L’arrivée du sémaglutide au Maroc, annoncée lors d’une rencontre scientifique organisée à Marrakech par Novo Nordisk et Laprophan, intervient alors qu’ITPC-MENA met en garde contre les effets des règles actuelles sur l’accès aux traitements innovants.
La coalition, active dans la région MENA et engagée pour des politiques du médicament plus équitables, a publié le 19 novembre une analyse soulignant les risques liés à l’exclusivité des données cliniques qui accompagne l’enregistrement d’Ozempic®. Cette protection peut retarder l’arrivée des génériques du sémaglutide et maintenir des prix élevés, au détriment des patients vivant avec le diabète.
Dans son analyse, ITPC-MENA ne remet pas en question l’efficacité du sémaglutide. L’organisation insiste plutôt sur l’impact du cadre réglementaire actuel. La protection, de cinq ans, accordée aux données cliniques empêche l’enregistrement des génériques, même lorsque ces versions sont déjà utilisées sur d’autres marchés.
ITPC-MENA souligne que cette règle rigidifie l’accès aux alternatives plus abordables, surtout face à un traitement dont le prix dépasse plusieurs centaines d’euros par mois dans certains pays.
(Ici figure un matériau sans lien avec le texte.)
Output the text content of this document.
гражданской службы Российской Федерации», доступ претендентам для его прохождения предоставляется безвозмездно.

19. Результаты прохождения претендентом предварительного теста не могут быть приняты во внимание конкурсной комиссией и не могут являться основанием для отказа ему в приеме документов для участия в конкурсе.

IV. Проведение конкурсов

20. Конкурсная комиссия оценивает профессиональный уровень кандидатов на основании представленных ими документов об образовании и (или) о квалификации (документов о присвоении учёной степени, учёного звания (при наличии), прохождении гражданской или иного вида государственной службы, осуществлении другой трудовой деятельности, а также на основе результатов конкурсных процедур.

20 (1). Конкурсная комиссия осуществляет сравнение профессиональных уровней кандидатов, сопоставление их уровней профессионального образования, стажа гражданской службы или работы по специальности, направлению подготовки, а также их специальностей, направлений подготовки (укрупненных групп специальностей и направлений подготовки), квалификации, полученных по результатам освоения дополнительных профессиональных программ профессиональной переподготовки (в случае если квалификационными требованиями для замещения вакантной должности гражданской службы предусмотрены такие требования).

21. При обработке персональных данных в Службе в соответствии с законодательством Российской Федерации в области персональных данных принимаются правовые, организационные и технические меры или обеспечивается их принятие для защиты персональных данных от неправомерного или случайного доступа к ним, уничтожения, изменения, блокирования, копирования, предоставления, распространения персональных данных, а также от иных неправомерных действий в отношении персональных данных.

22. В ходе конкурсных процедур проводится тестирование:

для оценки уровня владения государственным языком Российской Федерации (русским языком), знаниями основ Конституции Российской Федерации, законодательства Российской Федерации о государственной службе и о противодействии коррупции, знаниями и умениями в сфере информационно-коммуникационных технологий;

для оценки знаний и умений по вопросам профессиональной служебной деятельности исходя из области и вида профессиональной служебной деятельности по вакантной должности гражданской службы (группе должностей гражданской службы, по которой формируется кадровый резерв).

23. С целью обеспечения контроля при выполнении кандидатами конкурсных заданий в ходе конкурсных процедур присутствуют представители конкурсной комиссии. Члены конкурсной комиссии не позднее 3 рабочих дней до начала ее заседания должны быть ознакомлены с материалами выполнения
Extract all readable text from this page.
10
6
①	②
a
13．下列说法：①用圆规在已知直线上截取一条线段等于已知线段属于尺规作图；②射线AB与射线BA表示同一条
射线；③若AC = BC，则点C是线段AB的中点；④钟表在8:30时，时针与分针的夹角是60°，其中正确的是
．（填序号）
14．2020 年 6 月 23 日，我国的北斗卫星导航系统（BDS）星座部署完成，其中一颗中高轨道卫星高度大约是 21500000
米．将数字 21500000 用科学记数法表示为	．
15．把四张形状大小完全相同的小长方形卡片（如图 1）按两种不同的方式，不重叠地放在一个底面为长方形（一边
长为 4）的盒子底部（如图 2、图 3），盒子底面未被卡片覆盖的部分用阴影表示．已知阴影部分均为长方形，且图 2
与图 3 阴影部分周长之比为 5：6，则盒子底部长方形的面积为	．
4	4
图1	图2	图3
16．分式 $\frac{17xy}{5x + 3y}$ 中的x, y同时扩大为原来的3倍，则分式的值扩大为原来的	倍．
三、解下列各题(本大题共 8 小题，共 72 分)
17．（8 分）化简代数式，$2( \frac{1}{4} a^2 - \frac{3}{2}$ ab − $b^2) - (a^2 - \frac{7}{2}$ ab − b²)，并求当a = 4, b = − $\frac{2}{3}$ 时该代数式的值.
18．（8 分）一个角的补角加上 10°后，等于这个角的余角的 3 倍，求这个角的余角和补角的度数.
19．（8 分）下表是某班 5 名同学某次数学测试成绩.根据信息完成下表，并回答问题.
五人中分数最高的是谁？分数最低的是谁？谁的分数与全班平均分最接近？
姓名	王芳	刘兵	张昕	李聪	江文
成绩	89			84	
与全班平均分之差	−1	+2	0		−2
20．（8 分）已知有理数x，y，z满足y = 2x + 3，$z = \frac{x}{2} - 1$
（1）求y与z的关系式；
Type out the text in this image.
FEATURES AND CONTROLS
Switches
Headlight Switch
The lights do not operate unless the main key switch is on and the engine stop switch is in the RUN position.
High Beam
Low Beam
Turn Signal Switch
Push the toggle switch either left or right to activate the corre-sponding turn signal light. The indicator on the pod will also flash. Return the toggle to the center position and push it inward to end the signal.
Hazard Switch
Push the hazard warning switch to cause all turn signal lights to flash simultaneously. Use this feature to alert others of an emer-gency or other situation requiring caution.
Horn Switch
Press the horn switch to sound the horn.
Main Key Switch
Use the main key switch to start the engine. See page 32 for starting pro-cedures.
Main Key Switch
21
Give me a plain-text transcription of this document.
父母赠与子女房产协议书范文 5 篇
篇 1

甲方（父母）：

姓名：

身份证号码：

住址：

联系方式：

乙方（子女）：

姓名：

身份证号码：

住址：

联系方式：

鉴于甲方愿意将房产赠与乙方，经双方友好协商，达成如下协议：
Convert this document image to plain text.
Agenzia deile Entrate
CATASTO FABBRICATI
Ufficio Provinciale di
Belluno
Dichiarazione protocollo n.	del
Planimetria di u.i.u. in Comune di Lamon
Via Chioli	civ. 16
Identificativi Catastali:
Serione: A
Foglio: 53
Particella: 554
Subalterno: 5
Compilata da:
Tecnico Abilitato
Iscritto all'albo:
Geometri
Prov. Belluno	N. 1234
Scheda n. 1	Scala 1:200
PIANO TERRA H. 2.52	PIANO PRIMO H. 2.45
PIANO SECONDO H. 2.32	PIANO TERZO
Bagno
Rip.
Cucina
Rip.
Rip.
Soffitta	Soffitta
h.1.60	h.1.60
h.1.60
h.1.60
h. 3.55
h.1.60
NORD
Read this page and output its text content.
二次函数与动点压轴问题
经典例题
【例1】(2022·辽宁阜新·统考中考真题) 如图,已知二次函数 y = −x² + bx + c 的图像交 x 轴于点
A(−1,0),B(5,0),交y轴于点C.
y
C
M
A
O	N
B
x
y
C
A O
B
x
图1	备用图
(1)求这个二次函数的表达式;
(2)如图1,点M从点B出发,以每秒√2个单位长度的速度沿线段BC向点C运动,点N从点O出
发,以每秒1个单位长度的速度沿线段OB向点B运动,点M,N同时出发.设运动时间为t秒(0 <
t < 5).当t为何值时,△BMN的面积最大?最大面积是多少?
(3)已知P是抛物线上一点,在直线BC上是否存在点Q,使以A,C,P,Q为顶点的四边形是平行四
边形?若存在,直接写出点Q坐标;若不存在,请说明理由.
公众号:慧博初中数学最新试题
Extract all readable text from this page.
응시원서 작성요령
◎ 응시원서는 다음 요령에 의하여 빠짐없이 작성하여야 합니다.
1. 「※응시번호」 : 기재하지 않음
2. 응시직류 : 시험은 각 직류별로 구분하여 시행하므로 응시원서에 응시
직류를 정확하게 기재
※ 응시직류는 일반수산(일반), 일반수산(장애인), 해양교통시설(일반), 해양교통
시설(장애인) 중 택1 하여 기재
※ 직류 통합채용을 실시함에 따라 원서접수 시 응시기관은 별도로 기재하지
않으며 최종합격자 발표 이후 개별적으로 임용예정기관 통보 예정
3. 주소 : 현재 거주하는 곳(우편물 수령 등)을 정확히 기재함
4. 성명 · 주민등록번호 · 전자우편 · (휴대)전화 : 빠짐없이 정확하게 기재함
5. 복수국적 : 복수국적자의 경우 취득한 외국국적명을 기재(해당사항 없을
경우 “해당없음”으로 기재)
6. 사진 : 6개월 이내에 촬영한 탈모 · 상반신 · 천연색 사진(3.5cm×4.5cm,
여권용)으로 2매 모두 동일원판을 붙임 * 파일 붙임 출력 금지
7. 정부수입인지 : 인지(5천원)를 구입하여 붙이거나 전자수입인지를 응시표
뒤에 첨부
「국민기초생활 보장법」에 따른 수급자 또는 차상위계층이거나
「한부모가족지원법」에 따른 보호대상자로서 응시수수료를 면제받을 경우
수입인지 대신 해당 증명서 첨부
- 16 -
Un appel à plus de flexibilité
Cette critique intervient alors que le Maroc prépare un nouveau décret encadrant l’Autorisation de Mise sur le Marché. ITPC-MENA appelle les autorités sanitaires à introduire davantage de flexibilité, en s’inspirant d’exemples étrangers comme celui de la Jordanie, qui lève l’exclusivité des données lorsque le médicament est déjà commercialisé à l’international depuis plus de 18 mois. Pour la coalition, ce type de mécanisme favorise l’arrivée rapide des génériques, tout en préservant l’innovation réelle.
Le lancement du sémaglutide et l’alerte d’ITPC-MENA rappellent que l’accès aux traitements innovants ne dépend pas seulement de leur disponibilité sur le marché. Il repose aussi sur un cadre réglementaire capable de concilier recherche, prix justes et équité thérapeutique.
Le Maroc se trouve aujourd’hui à un moment charnière : garantir l’accès à des médicaments comme le sémaglutide tout en renforçant sa souveraineté pharmaceutique et sa stratégie de santé publique.